My share of children
Growing up in a large family, I was constantly asked if I were going to have several children. Having been the oldest of all of my parents' progeny, I felt like I had contributing significantly to their raising and therefore believed I had done my share of bringing up several children. Four would be plenty for myself, I thought.
Having children was the first serious discussion I had with my future mate, pointing out that we'd need a house with three or four bedrooms for the four or so I was planning on having.
Since we weren't spring chicken as the saying goes when we got married, it was time to get started on kids just a couple of years into our marriage. The pregnancy went smoothly, the delivery was tough but nobody ever said that would be easy.
Another thing nobody told me was how hard it was to be a mother. I guess it wouldn't have fallen on understanding ears since I was so enthusiastic about mothering my very own own brood. Within the first few days I decided that four would never do. I couldn't handle it. There was just no way I could do this three more times. My emotional stability, or what little of it was left after my first child entered the world, would be shot all to pieces. I felt like I was teetering on the balance, barely hanging on, and too many more would knock me clean off.
But we never set out to have just one child. We wanted our children to have each other. One more was in order. For the first year and a half, though, that thought stayed as far back in my mind as I could push it. I couldn't even think about dealing with two children when this one I had ate up my every breath, sapped my every single ounce of strength. There was no room in my foggy brain to make concrete plans for more children.

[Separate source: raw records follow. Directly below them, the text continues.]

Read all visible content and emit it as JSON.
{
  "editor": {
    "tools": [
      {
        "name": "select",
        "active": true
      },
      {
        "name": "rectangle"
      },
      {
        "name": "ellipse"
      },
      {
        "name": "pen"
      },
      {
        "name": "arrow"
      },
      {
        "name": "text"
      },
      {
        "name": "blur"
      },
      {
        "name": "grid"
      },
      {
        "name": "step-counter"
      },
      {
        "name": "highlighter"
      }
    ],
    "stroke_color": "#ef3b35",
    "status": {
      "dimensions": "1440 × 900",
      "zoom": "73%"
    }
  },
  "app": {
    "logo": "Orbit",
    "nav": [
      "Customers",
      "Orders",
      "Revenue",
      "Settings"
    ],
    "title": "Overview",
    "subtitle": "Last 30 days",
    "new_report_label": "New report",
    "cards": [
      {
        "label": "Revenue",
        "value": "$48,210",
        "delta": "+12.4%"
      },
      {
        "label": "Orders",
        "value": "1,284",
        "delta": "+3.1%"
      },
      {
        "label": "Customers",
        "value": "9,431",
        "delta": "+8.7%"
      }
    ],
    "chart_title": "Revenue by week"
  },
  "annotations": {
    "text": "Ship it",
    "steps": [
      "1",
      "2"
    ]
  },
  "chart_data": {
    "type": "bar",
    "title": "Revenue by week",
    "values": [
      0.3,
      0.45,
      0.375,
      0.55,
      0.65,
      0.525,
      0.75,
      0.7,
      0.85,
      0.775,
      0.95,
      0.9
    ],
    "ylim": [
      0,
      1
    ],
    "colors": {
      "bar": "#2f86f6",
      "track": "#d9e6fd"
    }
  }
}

Just as soon as I felt like my head was clearing and I could finally fathom bringing another child into the world, we learned that another child was indeed on the way.
Now they are six and four and we get that question quite a lot — Are you going to have any more? I don't know how to answer that question. I am torn on the inside, knowing full well that right now two is all I can handle while still hanging on to a thread of sanity yet I can't help but think ahead to the future.
Will I regret having only two children? Will I mentally beat myself up for being so selfish during my childbearing years that I couldn't see the big picture, the one where those four or so children would grow up and have each other? Am I cheating my two precious children by not giving them more siblings, by denying them the beautiful experience of having several siblings whom they will treasure in their adulthood?
Even with those thought of the future in mind, two seems like my share of children on days like these.